Artist Residency : Jakarta Ceramics Biennale 2016

During my Indonesian Ceramics Biennale artist residency I was sent to "Sango", the biggest ceramics producer in Indonesia for tableware and sanitary products. 

It was the sanitary products department that attracted my attention during my first visit to the factory. The shapes and forms of future closets and sinks were drying upside down on special shelfs. They looked like creatures from science - fiction movies. Some of them reminded me of human heads inclining towards one another as though in some kind of inaudible dialogue.

For my artist residency at the Sango factory for Jakarta Ceramics Biennale I decided to combine industrial production and artistic craft and conceptions: by turning the usual closet upside down, I altered its functionality. This changed both the meaning of the object and how it was perceived. I used the specific technical environment of the factory as well as its stock of decal images.

The factory's surroundings and environs also inspired the project. I reflected on the factory workers, the mopeds they used to get to and from work (largely because of the limited public transit system), their helmets, and the multicoloured batik shirts and hijabs (headscarves) worn by the female workers. 
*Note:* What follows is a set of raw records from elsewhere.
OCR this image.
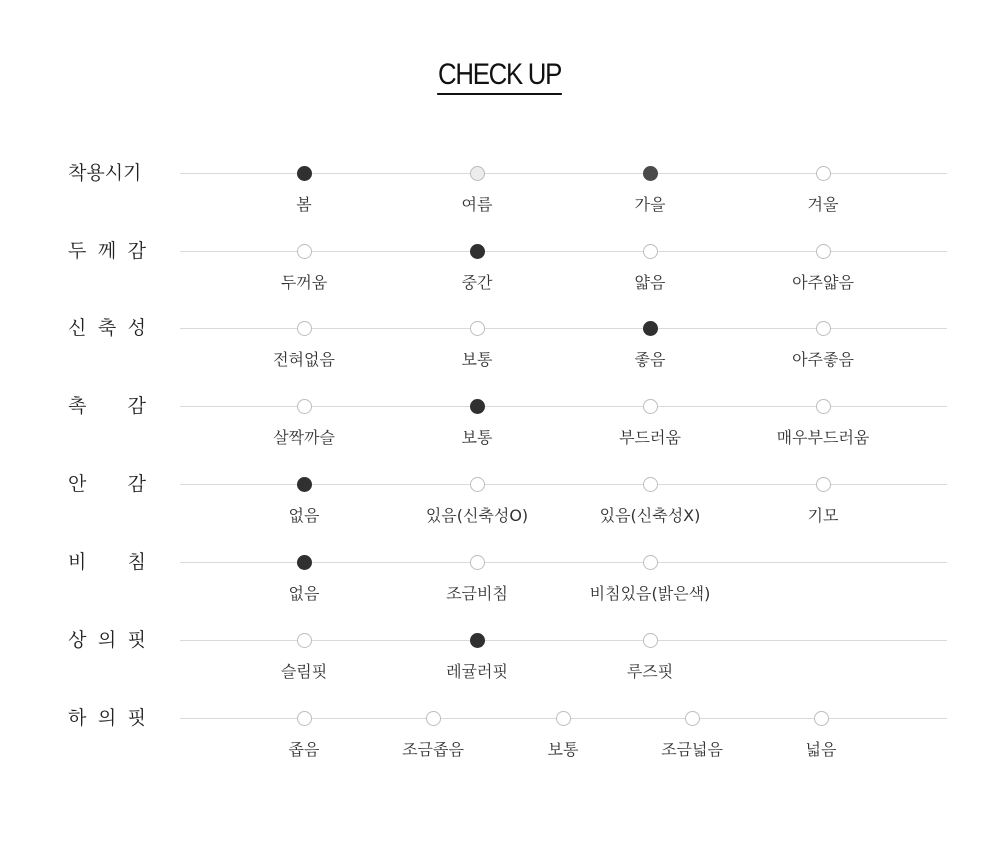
CHECK UP
착용시기
봄	여름	가을	겨울
두 께 감
두꺼움	중간	얇음	아주얇음
신 축 성
전혀없음	보통	좋음	아주좋음
촉 감
살짝까슬	보통	부드러움	매우부드러움
안 감
없음	있음(신축성O)	있음(신축성X)	기모
비 침
없음	조금비침	비침있음(밝은색)
상 의 핏
슬림핏	레귤러핏	루즈핏
하 의 핏
좁음	조금좁음	보통	조금넓음	넓음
My project turned the most common type of the squatting basin in Indonesia upside-down by transfiguring it into an imaginary 'human' head. There are female and male CLOBOTER types. While the male CLOBOTERS resemble race car drivers, the female CLOBOTERS wear traditional Indonesian batik patterns. Using the new technology at the factory I was able to change the original colors of the hardware (basin) and software (decals) to create bright and glossy colours, which are rare in a creamics industry. 

Working at the decoration department of the factory I was able to observe the daily life and working conditions in the factory.  I realized soon that my intuitional choice of the closets and parallels to a human being helped me think about the conditions of workers developing countries like Indonesia.

My idea for this special project for Jakarta Ceramics Biennale 2016 was to convey and communicate these impressions of Indonesia as it was my very first time in this country.